No dia 26 de dezembro de 1.894, em grande Assembleia Geral, revolucionários brasileiros organizam uma revolta e depõe o representante do governo francês na região do Contestado, Eugéne Voissien. Chefiavam o movimento Francisco Xavier da Veiga Cabral, o Cabralzinho, Manoel Antônio Gonçalves Tocantins e Desidério Antônio Coelho. Discute-se. Debate-se. Desidério desiste da liderança do movimento e entre entusiásticas aclamações dos presentes é aprovada a organização do governo do chamado Triunvirato, constituído por Cabralzinho, Desidério Antônio Coelho e Cônego Domingos Maltez. Foram indicados como triúnvinos suplentes João Lopes Pereira, Manoel Joaquim Ferreira e Raimundo Antônio Gomes.
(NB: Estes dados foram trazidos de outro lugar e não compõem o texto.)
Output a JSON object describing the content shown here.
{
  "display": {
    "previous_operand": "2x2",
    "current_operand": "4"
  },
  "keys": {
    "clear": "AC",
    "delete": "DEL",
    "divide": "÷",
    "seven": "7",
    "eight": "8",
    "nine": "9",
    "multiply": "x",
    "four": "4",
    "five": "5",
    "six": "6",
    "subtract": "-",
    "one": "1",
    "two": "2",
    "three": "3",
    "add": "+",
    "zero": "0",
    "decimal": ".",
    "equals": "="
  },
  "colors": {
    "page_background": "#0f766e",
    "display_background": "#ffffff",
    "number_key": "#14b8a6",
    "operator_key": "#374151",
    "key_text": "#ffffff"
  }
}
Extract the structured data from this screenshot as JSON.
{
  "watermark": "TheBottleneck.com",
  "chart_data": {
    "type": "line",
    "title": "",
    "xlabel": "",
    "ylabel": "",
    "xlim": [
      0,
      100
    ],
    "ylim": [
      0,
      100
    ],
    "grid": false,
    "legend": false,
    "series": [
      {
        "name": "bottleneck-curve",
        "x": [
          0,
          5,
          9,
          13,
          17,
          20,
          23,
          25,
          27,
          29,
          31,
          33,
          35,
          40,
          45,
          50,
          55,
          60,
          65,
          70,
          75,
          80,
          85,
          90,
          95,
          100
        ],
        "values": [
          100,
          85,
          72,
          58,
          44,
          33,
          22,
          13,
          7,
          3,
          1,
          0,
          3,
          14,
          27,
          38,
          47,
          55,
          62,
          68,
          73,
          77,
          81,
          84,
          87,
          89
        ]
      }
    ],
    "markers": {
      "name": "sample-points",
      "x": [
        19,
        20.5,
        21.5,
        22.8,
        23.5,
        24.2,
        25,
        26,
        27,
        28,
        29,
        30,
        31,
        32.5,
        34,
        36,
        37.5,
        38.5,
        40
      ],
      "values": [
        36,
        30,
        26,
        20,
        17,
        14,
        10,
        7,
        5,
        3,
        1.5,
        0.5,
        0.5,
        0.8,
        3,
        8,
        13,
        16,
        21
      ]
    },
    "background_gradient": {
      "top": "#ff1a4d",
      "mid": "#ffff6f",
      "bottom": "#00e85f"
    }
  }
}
Trajano, um brasileiro eupátrida, representante de Charvein, delegado do governo francês em Caiena, é preso pelos triúnvinos na Vila do Amapá. Imediatamente, Charvein determina o envio de legionários mercenários, fortemente armados, para prender Cabralzinho. Inesperadamente, a corveta Bengali aporta em solo brasileiro, e dela salta o capitão Lunier, para dar voz de prisão a Cabralzinho, isso no dia 15 de maio de 1.895. Cabralzinho reage ao inimigo e o mata, tendo o mesmo destino um tenente e um sargento. A resistência brasileira consegue deter o invasor até o esgotamento da munição. A grande superioridade numérica bem como a capacidade bélica dos franceses é bem maior. Etiènne, porta-bandeira francês, embora ferido no rosto, irado, ordena que toquem fogo nas casas, saqueiem o comércio e matem a todos. Brasileiros, mulheres, velhos e crianças são mortos sem piedade. Logo, a notícia chega em Belém e é amplamente divulgada em detalhes, no jornal Diário de Notícias, através de seu diretor, Felipe José de Lima, veículo de comunicação do Partido Republicano Democrata. No informativo consta o nome e idade de cada vítima e a forma brutal como fora assassinada.

A histórica questão do Contestado (regiões do Amapá e Calçoene) só fora definitivamente resolvida, em 1.900, com o Laudo de Berna, na Suíça, sendo Barão do Rio Branco o grande protagonista a realizar brilhante defesa em favor do Brasil. Sua tese teve como base principal a cartografia, um mapa francês em que se registra o direito do Brasil à margem esquerda do rio Amazonas, o Tratado de Utrecht, de 11 de abril de 1.713, e principalmente, a antológica obra L’Oyapoc et L’Amazone (1.891), do grande pesquisador e geógrafo brasileiro, Joaquim Caetano da Silva.